もし、エヴァが収容初期段階で高熱を出し病院に行っていなければ、母親の付き添いがなければ、ミニに出会うこともなかっただろう。ミニがいなければ更に酷い栄養失調で母子共に餓死した可能性もある。
まして一度は"選別"された母親はミニの存在がなければ間違いなく火葬場の煙と化したに違いない。
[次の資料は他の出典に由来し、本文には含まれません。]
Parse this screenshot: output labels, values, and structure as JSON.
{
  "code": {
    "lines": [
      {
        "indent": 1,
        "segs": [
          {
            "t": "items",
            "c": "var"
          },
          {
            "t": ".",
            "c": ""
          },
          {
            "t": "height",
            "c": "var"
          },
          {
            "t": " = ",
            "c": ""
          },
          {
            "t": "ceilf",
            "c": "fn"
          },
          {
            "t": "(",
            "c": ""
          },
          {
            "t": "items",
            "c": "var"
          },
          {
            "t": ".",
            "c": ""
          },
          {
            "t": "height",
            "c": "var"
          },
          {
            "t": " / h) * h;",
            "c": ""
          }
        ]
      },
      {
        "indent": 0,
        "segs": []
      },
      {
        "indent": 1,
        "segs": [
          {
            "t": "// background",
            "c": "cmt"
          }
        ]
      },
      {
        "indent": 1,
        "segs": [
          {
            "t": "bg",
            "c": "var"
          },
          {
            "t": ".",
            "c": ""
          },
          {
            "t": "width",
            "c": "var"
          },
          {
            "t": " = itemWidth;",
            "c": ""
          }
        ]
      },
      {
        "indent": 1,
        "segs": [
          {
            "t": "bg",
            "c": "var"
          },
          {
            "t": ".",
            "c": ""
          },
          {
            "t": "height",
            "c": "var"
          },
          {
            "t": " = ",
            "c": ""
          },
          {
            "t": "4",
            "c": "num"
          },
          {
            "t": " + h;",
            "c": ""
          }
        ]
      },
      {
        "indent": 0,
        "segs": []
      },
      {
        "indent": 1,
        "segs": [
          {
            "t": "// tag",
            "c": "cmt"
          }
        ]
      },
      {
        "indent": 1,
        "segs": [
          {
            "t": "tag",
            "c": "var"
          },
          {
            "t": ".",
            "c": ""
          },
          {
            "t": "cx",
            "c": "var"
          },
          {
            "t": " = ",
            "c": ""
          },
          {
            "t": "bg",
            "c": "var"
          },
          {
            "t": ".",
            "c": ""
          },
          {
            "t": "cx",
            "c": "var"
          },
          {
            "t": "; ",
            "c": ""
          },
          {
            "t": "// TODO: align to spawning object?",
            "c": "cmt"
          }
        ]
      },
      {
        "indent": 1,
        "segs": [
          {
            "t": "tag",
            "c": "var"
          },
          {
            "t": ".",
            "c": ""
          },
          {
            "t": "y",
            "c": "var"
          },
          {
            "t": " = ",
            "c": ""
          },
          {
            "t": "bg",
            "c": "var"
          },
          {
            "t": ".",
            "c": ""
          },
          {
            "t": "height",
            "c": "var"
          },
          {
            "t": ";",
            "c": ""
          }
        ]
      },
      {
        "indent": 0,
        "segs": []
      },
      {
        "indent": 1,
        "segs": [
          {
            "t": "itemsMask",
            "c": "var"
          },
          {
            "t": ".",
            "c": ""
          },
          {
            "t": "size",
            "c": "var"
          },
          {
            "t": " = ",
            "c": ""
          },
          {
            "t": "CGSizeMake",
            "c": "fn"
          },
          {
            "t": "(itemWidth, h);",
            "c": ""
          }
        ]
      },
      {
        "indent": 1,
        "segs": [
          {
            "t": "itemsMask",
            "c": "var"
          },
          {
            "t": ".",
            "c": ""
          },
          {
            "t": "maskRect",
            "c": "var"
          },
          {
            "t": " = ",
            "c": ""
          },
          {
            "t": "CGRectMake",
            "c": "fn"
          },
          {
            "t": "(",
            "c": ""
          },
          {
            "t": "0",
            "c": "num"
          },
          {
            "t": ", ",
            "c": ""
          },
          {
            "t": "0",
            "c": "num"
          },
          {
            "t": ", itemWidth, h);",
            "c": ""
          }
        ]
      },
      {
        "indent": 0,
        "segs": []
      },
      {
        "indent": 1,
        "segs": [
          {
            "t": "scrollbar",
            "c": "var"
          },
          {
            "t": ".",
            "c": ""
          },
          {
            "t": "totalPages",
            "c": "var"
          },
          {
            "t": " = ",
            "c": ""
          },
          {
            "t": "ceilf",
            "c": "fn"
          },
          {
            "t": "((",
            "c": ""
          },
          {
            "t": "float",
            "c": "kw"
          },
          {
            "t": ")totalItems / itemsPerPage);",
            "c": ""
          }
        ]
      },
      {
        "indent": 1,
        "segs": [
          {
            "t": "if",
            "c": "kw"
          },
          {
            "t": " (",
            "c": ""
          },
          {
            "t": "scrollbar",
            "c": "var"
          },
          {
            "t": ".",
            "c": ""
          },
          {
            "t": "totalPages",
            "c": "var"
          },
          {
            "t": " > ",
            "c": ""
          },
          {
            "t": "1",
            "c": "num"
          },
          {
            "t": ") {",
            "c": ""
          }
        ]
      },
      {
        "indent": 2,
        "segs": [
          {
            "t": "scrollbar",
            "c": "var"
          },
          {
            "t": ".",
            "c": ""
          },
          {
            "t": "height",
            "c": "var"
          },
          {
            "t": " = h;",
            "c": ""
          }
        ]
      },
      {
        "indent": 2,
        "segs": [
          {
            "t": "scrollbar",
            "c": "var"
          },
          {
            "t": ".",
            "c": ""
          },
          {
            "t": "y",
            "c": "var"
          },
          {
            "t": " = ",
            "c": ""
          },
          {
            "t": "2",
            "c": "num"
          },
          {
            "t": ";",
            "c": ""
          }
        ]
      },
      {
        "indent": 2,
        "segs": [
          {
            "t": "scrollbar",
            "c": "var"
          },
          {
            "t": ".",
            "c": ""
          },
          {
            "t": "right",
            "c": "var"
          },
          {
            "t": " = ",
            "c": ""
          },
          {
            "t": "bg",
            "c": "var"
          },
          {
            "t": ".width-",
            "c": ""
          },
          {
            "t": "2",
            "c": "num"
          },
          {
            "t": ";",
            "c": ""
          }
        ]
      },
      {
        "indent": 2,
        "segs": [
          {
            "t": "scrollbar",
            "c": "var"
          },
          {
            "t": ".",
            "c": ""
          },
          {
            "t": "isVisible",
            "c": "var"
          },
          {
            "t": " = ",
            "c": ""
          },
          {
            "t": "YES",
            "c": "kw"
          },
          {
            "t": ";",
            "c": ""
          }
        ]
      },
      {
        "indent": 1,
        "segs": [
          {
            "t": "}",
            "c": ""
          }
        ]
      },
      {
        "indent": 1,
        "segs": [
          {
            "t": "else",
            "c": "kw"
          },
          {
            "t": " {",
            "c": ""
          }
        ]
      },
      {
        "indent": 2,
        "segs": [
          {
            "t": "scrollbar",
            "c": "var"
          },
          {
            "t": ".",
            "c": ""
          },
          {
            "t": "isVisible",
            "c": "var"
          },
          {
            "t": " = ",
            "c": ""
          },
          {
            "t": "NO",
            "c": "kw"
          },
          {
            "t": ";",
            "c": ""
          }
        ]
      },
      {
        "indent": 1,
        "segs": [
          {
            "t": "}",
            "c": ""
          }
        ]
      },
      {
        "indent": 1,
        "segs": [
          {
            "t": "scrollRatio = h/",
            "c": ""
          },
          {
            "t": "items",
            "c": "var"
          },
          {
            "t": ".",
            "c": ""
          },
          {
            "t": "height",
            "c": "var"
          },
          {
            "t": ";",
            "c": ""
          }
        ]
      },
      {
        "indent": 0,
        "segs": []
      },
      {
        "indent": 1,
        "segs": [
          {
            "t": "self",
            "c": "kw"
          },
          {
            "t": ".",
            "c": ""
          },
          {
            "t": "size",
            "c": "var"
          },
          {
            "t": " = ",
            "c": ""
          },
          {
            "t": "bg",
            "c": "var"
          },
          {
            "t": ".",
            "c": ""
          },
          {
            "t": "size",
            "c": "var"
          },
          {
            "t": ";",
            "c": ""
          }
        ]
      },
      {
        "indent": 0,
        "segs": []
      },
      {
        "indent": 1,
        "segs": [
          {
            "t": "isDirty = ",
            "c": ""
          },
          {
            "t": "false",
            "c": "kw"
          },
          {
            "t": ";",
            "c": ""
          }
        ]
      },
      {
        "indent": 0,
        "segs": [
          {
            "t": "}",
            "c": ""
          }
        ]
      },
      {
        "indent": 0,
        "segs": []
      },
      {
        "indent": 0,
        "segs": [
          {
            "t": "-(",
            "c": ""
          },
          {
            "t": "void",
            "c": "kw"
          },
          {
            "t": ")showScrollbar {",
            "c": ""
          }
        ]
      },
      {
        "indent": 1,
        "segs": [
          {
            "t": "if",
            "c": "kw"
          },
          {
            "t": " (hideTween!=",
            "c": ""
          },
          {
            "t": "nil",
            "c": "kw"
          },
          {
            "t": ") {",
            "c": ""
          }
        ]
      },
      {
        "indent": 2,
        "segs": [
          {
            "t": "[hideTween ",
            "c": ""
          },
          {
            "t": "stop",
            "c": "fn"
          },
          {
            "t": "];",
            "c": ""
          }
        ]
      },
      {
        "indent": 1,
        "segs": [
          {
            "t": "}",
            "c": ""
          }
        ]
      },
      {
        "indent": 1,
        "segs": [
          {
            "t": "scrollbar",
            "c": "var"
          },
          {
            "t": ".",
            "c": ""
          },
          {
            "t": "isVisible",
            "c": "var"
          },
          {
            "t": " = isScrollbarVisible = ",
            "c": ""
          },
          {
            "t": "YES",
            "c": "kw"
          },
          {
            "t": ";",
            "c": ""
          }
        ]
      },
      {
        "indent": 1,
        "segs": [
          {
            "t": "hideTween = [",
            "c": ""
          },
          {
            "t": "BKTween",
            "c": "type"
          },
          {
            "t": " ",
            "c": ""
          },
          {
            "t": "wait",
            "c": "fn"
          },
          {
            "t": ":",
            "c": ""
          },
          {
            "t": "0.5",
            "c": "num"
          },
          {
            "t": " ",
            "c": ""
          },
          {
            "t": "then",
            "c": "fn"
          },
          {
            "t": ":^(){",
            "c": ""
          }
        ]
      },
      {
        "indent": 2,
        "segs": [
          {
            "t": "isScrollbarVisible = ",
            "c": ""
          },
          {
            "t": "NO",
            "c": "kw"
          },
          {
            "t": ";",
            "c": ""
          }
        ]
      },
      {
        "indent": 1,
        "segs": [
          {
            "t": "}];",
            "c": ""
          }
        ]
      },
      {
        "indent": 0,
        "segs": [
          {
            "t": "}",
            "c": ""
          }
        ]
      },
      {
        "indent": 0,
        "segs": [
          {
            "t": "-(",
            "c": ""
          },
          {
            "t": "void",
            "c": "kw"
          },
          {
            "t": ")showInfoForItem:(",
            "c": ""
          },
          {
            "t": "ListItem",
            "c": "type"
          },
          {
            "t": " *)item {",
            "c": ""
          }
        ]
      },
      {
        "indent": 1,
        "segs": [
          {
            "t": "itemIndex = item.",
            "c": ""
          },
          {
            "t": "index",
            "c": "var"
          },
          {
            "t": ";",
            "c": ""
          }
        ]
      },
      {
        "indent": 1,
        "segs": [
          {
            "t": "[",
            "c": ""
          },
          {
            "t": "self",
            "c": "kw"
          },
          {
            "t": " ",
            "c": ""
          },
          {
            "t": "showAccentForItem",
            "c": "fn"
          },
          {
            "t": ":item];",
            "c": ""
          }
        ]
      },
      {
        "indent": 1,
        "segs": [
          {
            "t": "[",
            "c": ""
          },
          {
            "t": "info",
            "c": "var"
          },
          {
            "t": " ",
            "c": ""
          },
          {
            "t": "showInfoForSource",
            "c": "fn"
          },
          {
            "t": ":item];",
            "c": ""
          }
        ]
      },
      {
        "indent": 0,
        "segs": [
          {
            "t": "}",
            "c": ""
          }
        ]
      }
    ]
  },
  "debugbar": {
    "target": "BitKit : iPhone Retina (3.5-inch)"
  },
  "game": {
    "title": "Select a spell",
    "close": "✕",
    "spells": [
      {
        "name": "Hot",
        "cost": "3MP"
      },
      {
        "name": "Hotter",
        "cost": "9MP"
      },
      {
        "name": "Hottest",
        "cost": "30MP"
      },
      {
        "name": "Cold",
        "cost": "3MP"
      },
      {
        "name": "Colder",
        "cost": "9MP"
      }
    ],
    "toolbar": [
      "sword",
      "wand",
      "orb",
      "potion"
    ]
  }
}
では、亡くなった人々はこの「運」が無かったのだろうか……と考えると「きっと違うと思いたい」という気持ちと、「事実、そうかもしれない」という気持ちが交錯し複雑な感情が胸に渦巻く。
エヴァは収容中、神などこの世界には存在しないと考え、また人が善であることを信じられなくなったという。
収容所から生還後は一時期無神論者になるも年月が過ぎるにつれ、やがて敬虔な信仰心を取り戻したという。

 

ビルケナウ(アウシュヴィッツ)では実際に命の危機を感じたことがたくさんありましたが、私は希望を失いませんでした。
希望を失えば、すぐに死んでしまうのです。ですから私たちは諦めることだけは決して、しなかったのです。

このようにエヴァは告白している。

 

収容所から生還した心理学者ヴィクトール・E・フランクル著『夜と霧』においても「クリスマスには家に帰れる、という希望を失った者たちがこの時期大量に死んでいった」という記述がある。
過酷な労働、精神の崩壊、死と隣り合わせの日々…あらゆる恐怖と身体的疲弊・緊張・飢餓の中においても希望を持ち続けた人間の生存率が高かった、というのは非常に興味深いものだと思う。
フランクルの著は心理学者であるだけに心理学的側面から収容所生活という状況を見た非常に俯瞰的視点を持って書かれている。
その点では本作は個人の感情・体験の描写がよりリアリティーを持って書かれているがゆえに収容所内部における家族愛という稀なケースの中での側面が深く窺える。
臨床・学術的観点では図ることのできない人間の感情の揺れ動き、
そして過酷な状況におかれても愛を求め家族を愛する人間というものの存在が生々しい。